E ancora: forse sarebbe stato anche opportuno che, in un segno di rilancio del festival, si chiamassero semmai Maestri nuovi e diversi. Ma questa è un’opinione personalissima. E in quanto tale opinabile e discutibile.

Inoltre: un direttore di un festival importante come quello di Napoli, non può permettersi gaffes con i giornalisti. Non può far scrivere “attori” e “lavoro” quando si tratta di “allievi” e “formazione”. Vista la situazione generale, tanto più bisogna stare attenti. Soprattutto parlando con “Repubblica” e “Corriere della Sera” che riportano le stesse frasi: non sono giornali di serie B o blog internet come il mio, non si possono smentire tanto facilmente o correggere. E non è il caso di dare sempre la colpa ai giornalisti di aver frainteso, come è pratica di tanta politica italiana.

Infine, credo che la critica teatrale serva anche per porre domande, per sollevare dubbi, per aprire questioni.

Sono stato accusato di fare “giornalismo d’accatto”! Perché pensare che si sia sempre qualcosa “dietro” a domande e discussioni, che credo siano legittime? Perché parlare di scandalo?

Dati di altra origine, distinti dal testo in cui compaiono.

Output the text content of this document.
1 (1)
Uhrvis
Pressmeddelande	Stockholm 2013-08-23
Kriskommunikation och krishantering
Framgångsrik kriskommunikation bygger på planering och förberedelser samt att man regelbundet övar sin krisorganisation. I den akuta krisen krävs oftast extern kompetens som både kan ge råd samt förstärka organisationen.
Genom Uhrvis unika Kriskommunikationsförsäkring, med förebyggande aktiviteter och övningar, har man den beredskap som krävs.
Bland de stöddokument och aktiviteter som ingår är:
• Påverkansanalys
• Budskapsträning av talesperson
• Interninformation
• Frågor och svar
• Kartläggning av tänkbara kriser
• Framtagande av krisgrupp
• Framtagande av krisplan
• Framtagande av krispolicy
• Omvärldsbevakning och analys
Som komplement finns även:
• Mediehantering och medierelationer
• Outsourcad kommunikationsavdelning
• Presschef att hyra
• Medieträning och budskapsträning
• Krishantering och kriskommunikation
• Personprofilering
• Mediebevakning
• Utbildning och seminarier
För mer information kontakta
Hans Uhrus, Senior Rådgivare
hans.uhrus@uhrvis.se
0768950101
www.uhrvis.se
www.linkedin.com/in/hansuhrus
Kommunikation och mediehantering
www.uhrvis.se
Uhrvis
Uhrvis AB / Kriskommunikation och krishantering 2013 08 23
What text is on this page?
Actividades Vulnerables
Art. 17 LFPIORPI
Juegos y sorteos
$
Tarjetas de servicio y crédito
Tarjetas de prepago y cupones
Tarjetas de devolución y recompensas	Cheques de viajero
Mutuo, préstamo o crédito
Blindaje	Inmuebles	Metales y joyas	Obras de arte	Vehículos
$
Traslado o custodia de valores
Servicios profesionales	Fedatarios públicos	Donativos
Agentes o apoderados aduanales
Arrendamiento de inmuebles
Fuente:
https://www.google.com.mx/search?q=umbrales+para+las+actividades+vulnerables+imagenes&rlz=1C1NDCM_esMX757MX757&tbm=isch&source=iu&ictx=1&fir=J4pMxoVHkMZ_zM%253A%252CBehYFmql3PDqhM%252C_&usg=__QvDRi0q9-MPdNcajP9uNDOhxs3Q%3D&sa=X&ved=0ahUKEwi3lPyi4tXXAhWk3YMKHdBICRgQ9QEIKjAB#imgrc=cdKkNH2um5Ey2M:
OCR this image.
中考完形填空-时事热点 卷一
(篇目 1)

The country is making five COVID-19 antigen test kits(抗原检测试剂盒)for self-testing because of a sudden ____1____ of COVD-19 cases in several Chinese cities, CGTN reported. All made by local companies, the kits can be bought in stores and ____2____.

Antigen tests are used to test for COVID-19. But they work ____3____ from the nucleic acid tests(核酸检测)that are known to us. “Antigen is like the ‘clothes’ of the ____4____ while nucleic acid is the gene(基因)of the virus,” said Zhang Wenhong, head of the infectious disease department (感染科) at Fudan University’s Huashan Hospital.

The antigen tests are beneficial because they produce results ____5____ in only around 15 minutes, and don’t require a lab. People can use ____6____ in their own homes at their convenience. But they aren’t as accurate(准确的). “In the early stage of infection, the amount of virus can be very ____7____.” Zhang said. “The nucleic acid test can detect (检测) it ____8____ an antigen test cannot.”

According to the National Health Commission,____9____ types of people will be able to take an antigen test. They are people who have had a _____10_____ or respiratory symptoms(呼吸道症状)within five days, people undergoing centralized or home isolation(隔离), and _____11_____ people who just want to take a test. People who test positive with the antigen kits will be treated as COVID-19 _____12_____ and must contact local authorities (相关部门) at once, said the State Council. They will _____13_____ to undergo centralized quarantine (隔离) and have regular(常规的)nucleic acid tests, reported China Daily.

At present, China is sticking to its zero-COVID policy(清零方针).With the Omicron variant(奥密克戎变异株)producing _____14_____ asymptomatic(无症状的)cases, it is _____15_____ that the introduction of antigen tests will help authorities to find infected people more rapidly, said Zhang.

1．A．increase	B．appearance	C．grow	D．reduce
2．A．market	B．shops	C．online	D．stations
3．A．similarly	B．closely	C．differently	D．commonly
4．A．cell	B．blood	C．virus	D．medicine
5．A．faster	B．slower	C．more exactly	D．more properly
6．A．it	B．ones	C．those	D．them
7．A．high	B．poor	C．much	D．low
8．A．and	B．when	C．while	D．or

Nessuno mi paga per fare questo mestiere. Non ho stipendio e non ho padroni: non ne faccio un vanto, è una banale realtà (vorrei tanto avere uno stipendio, figuriamoci!). Ma credo comunque sia inutile fare il “coro di consenso”: meglio, sempre e comunque, qualche sana domanda. Nell’orizzonte politico italiano, assistiamo attoniti al ritorno dello spettro della censura: chi non acconsente viene bollato, gli altri devono solo far il coro.

Nel teatro, per fortuna, non è così: e sono certo che Nekrosius e Cappuccio – e chi lavora con loro – siano d’accordo. Il teatro è democrazia discorsiva, è incontro e dialettica. Lasciamo, vi prego, spazio al dubbio e alle domande.